Particulate matter such as dust and pollen, mold that formed in the last heavy rain when the roof leaked on the ducts, and allergens and fur from family pets or unwanted rodents are typically found in air ducts. The professional would then decide whether to clean up the ducts according to the size and form of the debris. For instance, layered debris and contaminants may require alkaline cleaning agents, mold may require special remediation protocol and cleaning agents registered with EPA, and dust may require scrubbing and vacuuming only. Your qualified air duct cleaner will be able to clarify what he has found and how he wants to clean it out.

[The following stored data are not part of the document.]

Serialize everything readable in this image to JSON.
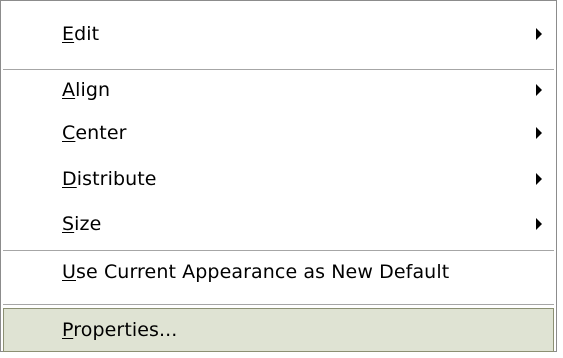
{
  "menu": {
    "items": [
      {
        "pre": "",
        "key": "E",
        "post": "dit",
        "submenu": true
      },
      {
        "pre": "",
        "key": "A",
        "post": "lign",
        "submenu": true
      },
      {
        "pre": "",
        "key": "C",
        "post": "enter",
        "submenu": true
      },
      {
        "pre": "",
        "key": "D",
        "post": "istribute",
        "submenu": true
      },
      {
        "pre": "",
        "key": "S",
        "post": "ize",
        "submenu": true
      },
      {
        "pre": "",
        "key": "U",
        "post": "se Current Appearance as New Default",
        "submenu": false
      },
      {
        "pre": "",
        "key": "P",
        "post": "roperties...",
        "submenu": false,
        "highlighted": true
      }
    ],
    "colors": {
      "highlight_bg": "#dfe3d3",
      "highlight_border": "#8c9073",
      "separator": "#a6a6a6",
      "border": "#8c8c8c"
    },
    "icons": {
      "submenu_arrow": "triangle-right"
    }
  }
}
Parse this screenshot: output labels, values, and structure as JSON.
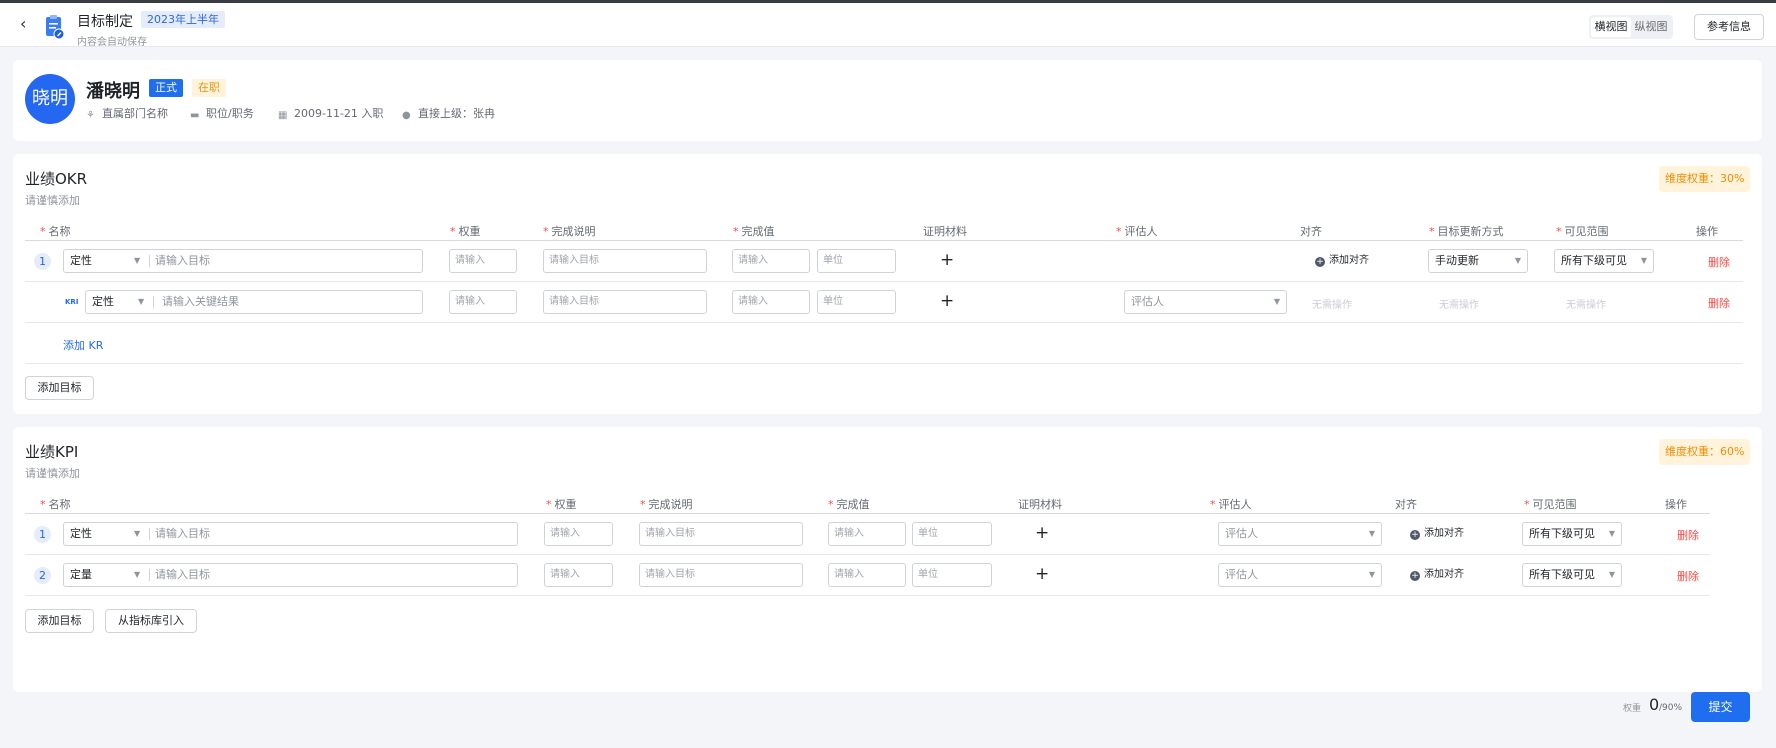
{
  "header": {
    "title": "目标制定",
    "period_tag": "2023年上半年",
    "autosave_note": "内容会自动保存",
    "view_horizontal": "横视图",
    "view_vertical": "纵视图",
    "reference_button": "参考信息"
  },
  "profile": {
    "avatar_text": "晓明",
    "name": "潘晓明",
    "tag_formal": "正式",
    "tag_active": "在职",
    "department": "直属部门名称",
    "position": "职位/职务",
    "join_date": "2009-11-21 入职",
    "manager": "直接上级：张冉"
  },
  "okr": {
    "title": "业绩OKR",
    "subtitle": "请谨慎添加",
    "weight_tag": "维度权重：30%",
    "headers": {
      "name": "名称",
      "weight": "权重",
      "completion_desc": "完成说明",
      "completion_value": "完成值",
      "evidence": "证明材料",
      "evaluator": "评估人",
      "alignment": "对齐",
      "update_method": "目标更新方式",
      "visibility": "可见范围",
      "actions": "操作"
    },
    "objective": {
      "index": "1",
      "type": "定性",
      "name_placeholder": "请输入目标",
      "weight_placeholder": "请输入",
      "desc_placeholder": "请输入目标",
      "value_placeholder": "请输入",
      "unit_placeholder": "单位",
      "align_label": "添加对齐",
      "update_method": "手动更新",
      "visibility": "所有下级可见",
      "delete_label": "删除"
    },
    "key_result": {
      "badge": "KRI",
      "type": "定性",
      "name_placeholder": "请输入关键结果",
      "weight_placeholder": "请输入",
      "desc_placeholder": "请输入目标",
      "value_placeholder": "请输入",
      "unit_placeholder": "单位",
      "evaluator_placeholder": "评估人",
      "no_action_1": "无需操作",
      "no_action_2": "无需操作",
      "no_action_3": "无需操作",
      "delete_label": "删除"
    },
    "add_kr": "添加 KR",
    "add_objective": "添加目标"
  },
  "kpi": {
    "title": "业绩KPI",
    "subtitle": "请谨慎添加",
    "weight_tag": "维度权重：60%",
    "headers": {
      "name": "名称",
      "weight": "权重",
      "completion_desc": "完成说明",
      "completion_value": "完成值",
      "evidence": "证明材料",
      "evaluator": "评估人",
      "alignment": "对齐",
      "visibility": "可见范围",
      "actions": "操作"
    },
    "rows": [
      {
        "index": "1",
        "type": "定性",
        "name_placeholder": "请输入目标",
        "weight_placeholder": "请输入",
        "desc_placeholder": "请输入目标",
        "value_placeholder": "请输入",
        "unit_placeholder": "单位",
        "evaluator_placeholder": "评估人",
        "align_label": "添加对齐",
        "visibility": "所有下级可见",
        "delete_label": "删除"
      },
      {
        "index": "2",
        "type": "定量",
        "name_placeholder": "请输入目标",
        "weight_placeholder": "请输入",
        "desc_placeholder": "请输入目标",
        "value_placeholder": "请输入",
        "unit_placeholder": "单位",
        "evaluator_placeholder": "评估人",
        "align_label": "添加对齐",
        "visibility": "所有下级可见",
        "delete_label": "删除"
      }
    ],
    "add_objective": "添加目标",
    "import_button": "从指标库引入"
  },
  "footer": {
    "weight_label": "权重",
    "weight_value": "0",
    "weight_max": "/90%",
    "submit_label": "提交"
  },
  "colors": {
    "primary": "#1f6ef0",
    "danger": "#f54a45",
    "warning": "#f08c00"
  }
}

In general, the equipment needed to clean your air ducts should not place too heavy on your work or living space. Equipment for cleaning can include air hoses, brushes, special cleaning agents, filtration systems, and vacuums. To control these tools, most businesses use trucks or gas powered vacuums that are stored outside. Clearing a pathway to your air vents is probably all the required change to plan for the cleaning.
If the measurement occurs past or current humidity, and the professional suspects mold or bacteria, the air duct cleaning company may also bring laboratory analysis equipment to collect samples (samples of the debris itself and/or air in your ducts). If laboratory analysis is needed, the cleaning may be postponed until the contaminant form and correct cleaning agent are determined.
The Purifying Cycle
A NADCA-certified professional will first use special air hoses and brushes to clean your vents and ducts. The loosen debris and dust moves towards the vacuum system and will be trapped outside the home. The application of special cleaners, biocides, mold-preventative agents and/or sealants will require further steps and will be used in specific cases.
Instead, depending on the action plan you and the professional have developed to prevent future air duct contamination — for example, a plan to prevent infiltration of moisture, high humidity, or mold growth — the professional can install next a better filtration system, ultraviolet lights, and/or dehumidifier.